Our cocoa continues to conquer markets around the world. This time it was the turn of Italy, the location of the renowned restaurant belonging to chef Ernst Knam, known as the “King of Chocolate”, who bought three tons of the “Señorita” variety of Peruvian Chuncho cocoa.
The successful sale was made by the Tupayachi Cárdenas family of producers, established in the Cusco district of Quellouno (La Convención province) through its company Paytiti. The cocoa is bound for the port of Genoa, from where it will be transferred to Ernst Knam’s renowned Milan bakery.
This is the first time that Cusco producers are exporting Chuncho cocoa to Italy, and they are doing so directly, all thanks to the support of the Trade Commission of Peru in Milan (OCEX Milan) and PromPerú.
“For the Tupayachi Cárdenas family, the sale of their cocoa has presented an opportunity to open up Italian and European markets, illustrating the important work undertaken in caring for such a unique and precious cocoa variety," highlighted OCEX Milan.
Moreover, OCEX Milan explained that Knam has been working with cocoa from Peru for a long time, and that, thanks to a trade mission to Cusco that took place last year, the chef agreed to a very special type, adapted to his taste, as is the case with the Señorita variety.
Get to know Chuncho cocoa
Originally from Cusco, Chuncho Cocoa is one of the finest in the world. It was domesticated by the native Matshiguengas community, whose members were ancestral inhabitants of the eastern part of Cusco, known as Antisuyo at the time of the Incas (now the province of La Convención). They used cocoa as fruit and as a product to trade with.
The word "chuncho" appeared in the colonial era to indicate native inhabitants of the area, and the name “cacao chuncho de Cusco”, or “chuncho cocoa from Cusco”, originates from the same period in reference to the cocoa originally used by the Cusco jungle natives. This term still prevails today to refer to the cocoa that is native to the region.

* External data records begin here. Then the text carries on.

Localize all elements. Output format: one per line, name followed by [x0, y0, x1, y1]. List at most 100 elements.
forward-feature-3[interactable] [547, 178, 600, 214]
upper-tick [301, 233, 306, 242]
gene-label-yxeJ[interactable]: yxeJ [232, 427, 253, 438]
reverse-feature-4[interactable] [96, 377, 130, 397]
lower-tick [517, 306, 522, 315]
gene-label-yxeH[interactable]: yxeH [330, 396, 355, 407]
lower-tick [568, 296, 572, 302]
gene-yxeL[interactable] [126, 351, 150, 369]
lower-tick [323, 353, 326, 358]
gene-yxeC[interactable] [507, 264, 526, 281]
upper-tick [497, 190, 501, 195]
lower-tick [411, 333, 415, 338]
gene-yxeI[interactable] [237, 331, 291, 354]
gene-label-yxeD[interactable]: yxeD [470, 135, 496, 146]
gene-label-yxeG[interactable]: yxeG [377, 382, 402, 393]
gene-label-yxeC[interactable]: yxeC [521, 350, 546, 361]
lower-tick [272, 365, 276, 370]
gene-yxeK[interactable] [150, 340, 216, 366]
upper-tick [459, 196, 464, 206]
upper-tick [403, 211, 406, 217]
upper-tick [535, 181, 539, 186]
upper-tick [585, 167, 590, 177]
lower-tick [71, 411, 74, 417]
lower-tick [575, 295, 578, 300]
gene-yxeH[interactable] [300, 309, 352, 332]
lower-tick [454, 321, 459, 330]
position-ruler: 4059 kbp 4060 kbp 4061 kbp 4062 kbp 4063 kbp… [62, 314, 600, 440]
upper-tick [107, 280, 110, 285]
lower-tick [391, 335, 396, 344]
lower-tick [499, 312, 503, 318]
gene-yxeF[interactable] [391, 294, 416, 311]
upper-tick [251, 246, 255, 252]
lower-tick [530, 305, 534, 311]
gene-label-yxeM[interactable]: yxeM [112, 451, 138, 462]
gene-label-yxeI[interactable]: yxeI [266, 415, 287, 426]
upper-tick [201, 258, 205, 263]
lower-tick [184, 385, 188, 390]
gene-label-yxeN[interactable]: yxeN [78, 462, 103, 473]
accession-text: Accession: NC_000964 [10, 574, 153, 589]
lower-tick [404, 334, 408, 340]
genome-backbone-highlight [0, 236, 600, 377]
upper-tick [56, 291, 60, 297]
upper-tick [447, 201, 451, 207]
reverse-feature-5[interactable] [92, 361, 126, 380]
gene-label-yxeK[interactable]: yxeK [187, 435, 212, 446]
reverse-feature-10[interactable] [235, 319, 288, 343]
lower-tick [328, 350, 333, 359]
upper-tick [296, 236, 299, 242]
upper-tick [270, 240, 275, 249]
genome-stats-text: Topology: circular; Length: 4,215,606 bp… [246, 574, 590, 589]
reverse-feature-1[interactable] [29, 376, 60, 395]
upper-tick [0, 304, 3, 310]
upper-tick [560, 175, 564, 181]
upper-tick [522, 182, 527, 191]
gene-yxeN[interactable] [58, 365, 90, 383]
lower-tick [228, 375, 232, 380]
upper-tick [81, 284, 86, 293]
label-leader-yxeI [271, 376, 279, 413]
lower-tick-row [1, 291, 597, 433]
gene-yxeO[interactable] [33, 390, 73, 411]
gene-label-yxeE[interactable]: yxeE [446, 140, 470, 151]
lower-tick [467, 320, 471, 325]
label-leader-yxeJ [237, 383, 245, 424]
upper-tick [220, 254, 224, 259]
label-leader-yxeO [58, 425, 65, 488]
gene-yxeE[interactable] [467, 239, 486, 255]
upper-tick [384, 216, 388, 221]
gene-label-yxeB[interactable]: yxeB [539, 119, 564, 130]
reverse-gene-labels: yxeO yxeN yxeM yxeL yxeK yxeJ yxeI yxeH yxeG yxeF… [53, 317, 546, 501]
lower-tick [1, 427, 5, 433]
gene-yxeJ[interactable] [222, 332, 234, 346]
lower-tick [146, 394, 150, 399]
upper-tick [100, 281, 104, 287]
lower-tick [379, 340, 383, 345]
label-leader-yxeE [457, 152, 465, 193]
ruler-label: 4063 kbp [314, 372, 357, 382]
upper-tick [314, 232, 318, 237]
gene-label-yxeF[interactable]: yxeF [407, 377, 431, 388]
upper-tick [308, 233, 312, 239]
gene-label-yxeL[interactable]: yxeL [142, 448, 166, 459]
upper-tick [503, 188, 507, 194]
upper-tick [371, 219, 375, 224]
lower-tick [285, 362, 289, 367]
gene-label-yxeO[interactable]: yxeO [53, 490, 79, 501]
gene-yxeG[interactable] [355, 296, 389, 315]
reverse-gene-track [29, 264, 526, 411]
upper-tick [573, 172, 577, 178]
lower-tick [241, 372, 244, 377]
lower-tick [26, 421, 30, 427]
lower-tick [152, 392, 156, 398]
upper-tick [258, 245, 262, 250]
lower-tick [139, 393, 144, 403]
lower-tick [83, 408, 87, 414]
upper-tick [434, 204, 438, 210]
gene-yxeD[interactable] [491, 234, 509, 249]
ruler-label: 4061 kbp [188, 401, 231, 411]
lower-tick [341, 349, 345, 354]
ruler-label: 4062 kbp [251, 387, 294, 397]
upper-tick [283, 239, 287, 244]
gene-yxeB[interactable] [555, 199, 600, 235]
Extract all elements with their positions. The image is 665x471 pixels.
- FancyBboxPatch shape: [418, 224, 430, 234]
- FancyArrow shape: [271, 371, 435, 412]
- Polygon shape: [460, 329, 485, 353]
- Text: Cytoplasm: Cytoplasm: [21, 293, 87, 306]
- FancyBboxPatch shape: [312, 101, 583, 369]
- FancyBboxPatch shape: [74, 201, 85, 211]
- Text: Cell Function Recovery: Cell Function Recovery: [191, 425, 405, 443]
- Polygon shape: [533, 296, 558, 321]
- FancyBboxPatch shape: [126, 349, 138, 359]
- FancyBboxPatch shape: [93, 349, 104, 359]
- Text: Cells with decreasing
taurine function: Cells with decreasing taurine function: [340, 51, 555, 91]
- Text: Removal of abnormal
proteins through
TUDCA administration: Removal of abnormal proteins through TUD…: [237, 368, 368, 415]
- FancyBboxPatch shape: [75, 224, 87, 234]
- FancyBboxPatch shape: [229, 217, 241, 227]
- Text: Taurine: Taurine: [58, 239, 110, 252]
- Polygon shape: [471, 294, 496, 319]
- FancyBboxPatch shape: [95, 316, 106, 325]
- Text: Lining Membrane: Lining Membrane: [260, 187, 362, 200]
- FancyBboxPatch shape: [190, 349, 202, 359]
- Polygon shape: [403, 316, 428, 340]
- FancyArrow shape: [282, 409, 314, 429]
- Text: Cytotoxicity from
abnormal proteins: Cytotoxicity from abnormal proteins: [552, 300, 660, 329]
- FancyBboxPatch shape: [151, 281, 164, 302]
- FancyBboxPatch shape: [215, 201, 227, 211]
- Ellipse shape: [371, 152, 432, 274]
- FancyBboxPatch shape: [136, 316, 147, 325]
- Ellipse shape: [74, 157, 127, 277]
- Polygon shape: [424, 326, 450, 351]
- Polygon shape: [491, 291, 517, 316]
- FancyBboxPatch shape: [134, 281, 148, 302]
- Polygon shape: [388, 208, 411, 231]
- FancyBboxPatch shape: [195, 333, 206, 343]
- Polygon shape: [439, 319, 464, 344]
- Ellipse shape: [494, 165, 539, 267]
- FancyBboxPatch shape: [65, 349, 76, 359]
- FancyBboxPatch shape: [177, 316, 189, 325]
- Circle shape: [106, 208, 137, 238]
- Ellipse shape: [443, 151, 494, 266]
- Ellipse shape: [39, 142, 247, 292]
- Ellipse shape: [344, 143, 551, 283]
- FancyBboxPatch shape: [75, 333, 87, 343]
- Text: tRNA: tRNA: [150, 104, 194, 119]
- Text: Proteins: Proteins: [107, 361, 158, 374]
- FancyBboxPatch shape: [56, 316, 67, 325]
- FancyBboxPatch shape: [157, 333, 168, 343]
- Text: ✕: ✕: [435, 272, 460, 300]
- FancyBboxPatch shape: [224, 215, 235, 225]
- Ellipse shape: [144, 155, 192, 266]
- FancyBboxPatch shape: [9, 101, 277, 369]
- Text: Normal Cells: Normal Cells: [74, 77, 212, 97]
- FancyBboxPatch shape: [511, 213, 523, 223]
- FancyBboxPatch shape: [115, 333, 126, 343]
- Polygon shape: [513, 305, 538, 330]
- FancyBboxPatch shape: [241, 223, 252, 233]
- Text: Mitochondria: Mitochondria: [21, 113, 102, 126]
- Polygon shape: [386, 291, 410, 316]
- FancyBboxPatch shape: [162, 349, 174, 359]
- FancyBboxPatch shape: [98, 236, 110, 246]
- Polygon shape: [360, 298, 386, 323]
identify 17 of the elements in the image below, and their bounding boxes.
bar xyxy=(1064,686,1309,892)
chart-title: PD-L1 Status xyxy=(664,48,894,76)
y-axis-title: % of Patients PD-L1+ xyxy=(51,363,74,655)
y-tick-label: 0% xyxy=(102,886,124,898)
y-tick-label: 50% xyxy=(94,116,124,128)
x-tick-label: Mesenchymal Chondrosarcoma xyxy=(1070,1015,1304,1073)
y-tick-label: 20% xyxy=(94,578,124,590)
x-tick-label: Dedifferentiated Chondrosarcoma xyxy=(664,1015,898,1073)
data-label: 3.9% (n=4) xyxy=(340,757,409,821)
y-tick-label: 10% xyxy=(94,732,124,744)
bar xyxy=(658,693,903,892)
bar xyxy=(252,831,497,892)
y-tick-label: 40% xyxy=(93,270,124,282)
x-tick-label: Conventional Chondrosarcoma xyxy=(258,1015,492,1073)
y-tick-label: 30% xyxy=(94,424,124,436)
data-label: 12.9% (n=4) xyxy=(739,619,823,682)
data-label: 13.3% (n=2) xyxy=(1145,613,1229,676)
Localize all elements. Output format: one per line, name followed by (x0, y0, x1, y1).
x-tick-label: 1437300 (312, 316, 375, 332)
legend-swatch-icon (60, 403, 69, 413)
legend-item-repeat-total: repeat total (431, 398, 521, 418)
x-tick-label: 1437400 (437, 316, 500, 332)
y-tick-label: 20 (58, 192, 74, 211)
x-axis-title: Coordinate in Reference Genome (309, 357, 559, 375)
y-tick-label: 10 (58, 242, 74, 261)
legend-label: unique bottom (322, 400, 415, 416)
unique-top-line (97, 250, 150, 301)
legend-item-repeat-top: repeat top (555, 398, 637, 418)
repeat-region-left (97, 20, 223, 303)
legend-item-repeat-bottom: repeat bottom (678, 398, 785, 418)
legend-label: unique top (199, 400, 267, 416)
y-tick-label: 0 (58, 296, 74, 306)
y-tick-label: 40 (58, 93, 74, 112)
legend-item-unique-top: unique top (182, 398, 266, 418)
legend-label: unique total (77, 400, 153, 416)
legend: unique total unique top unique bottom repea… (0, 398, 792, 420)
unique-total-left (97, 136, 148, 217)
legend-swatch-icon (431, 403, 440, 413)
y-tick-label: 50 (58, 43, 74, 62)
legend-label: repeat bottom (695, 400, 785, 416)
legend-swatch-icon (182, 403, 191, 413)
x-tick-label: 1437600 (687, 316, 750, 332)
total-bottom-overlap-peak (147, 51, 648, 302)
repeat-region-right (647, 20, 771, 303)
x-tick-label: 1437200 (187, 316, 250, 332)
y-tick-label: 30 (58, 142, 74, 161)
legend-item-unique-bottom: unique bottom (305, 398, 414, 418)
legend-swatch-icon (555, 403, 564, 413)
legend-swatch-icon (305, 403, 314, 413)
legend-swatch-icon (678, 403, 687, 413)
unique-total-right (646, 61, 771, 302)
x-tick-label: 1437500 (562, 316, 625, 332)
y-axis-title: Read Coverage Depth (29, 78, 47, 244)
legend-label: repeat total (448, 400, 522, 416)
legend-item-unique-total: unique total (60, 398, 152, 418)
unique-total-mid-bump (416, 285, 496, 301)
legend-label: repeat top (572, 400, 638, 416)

Chuncho cocoa has unique attributes that differentiate it from other types of cocoa. It is characterized by having higher fat content at the time of making chocolate. It also has an intense aroma, notes of citrus, dried fruits and nuts, and a medium bitterness. Moreover, when blended with spices and nuts, the taste of the chocolate is enhanced.
Who is Ernst Knam?
Ernst Knam is a renowned European chocolatier and television personality. After beginning his career as a pastry chef, he worked in many Michelin-starred restaurants around Europe; he was in different cities in the UK and Switzerland, before finally settling in Italy. He also spent seasons in Asia, in places such as Japan, Hong Kong and Singapore.
Since 1992, his patisserie has been one of the most famous in Milan, a store on Via Anfossi. With the passage of time – and chef Knam's increasing renown – he changed the name from “L’Antica Arte del Dolce” to “Pasticceria Ernst Knam”. The patisserie has won many international cooking and pastry awards.
Since 2012, Knam has played a leading role on the Discovery network, thanks to the docureality show “Il Re del Cioccolato” (“The King of Chocolate”). The following year he became a member of the judging panel for the “Bake Off Italia” and “Junior Bake Off” shows.
- Peruvian cocoa and its derivatives are highly appreciated products in the Italian market, with Peru being the third largest supplier of cocoa to the tune of more than $18 million.
- Ernst Knam recently launched his new book, My Story with Chocolate. Sweet pleasure in seventy recipes, in which he mentions Peru and Peruvian cocoa in particular.